How do I store leftover Cumin-Spiced Chickpea Salad with Pomegranate Arils?
Cool to room temperature within 2 hours, then store in an airtight container in the fridge for up to 4 days. Reheat covered in a 350°F oven for 10-12 minutes, or microwave at 70% power in 60-second bursts to keep (15 oz) cans chickpeas from drying out.
Can I substitute ingredients in Cumin-Spiced Chickpea Salad with Pomegranate Arils?
Yes — most ingredients in this recipe have flexible swaps. For oil, use any neutral high-smoke-point oil (avocado, grapeseed, refined coconut). For aromatics, dried herbs at ⅓ the volume of fresh work in a pinch. The full ingredient list is shoppable on Instacart so you can see substitutes in real time.
How do I scale Cumin-Spiced Chickpea Salad with Pomegranate Arils for a different number of people?
The recipe is written for 4 servings. Multiply each ingredient by (your serving target / 4). Cook time stays roughly the same up to 2x; for 3-4x batches, switch from a skillet to a sheet pan or stockpot so the food isn't crowded — overcrowding steams instead of browns.
What goes well with Cumin-Spiced Chickpea Salad with Pomegranate Arils?
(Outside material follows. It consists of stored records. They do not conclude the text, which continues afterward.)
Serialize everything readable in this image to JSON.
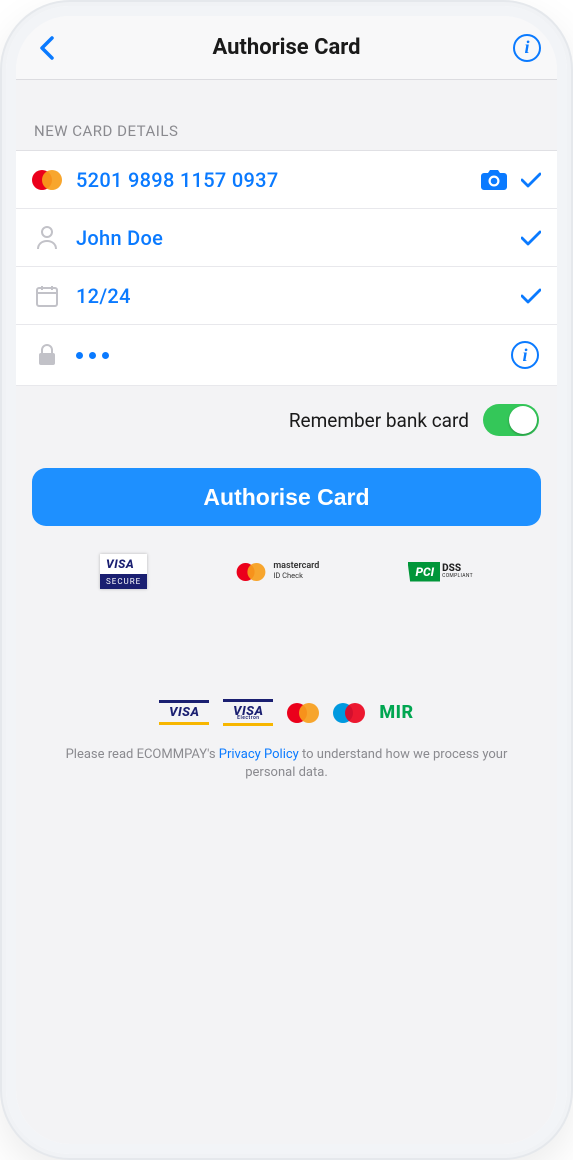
{
  "header": {
    "title": "Authorise Card"
  },
  "section": {
    "title": "NEW CARD DETAILS"
  },
  "card": {
    "number": "5201 9898 1157 0937",
    "holder": "John Doe",
    "expiry": "12/24",
    "cvv_masked": "•••"
  },
  "remember": {
    "label": "Remember bank card",
    "on": true
  },
  "cta": {
    "label": "Authorise Card"
  },
  "badges": {
    "visa_secure_top": "VISA",
    "visa_secure_bot": "SECURE",
    "mc_id_top": "mastercard",
    "mc_id_bot": "ID Check",
    "pci_flag": "PCI",
    "pci_dss": "DSS",
    "pci_sub": "COMPLIANT"
  },
  "networks": {
    "visa": "VISA",
    "visa_electron": "VISA",
    "visa_electron_sub": "Electron",
    "mir": "MIR"
  },
  "privacy": {
    "pre": "Please read ECOMMPAY's ",
    "link": "Privacy Policy",
    "post": " to understand how we process your personal data."
  }
}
Mediterranean salads like this pair well with a simple grain (rice, couscous, or crusty bread), a quick salad with acid (lemon vinaigrette, pickled onions), and a pan sauce or yogurt-based dip. Tap "Plan a meal with the AI" to get specific side suggestions.
What others are saying
- ★★★★☆
Really good but took about 10 minutes longer than stated.
- ★★★★☆
Very good for a 0-minute recipe. Would bump up the spice level though.
- ★★★☆☆
Average. The concept is good but execution needs work on seasoning.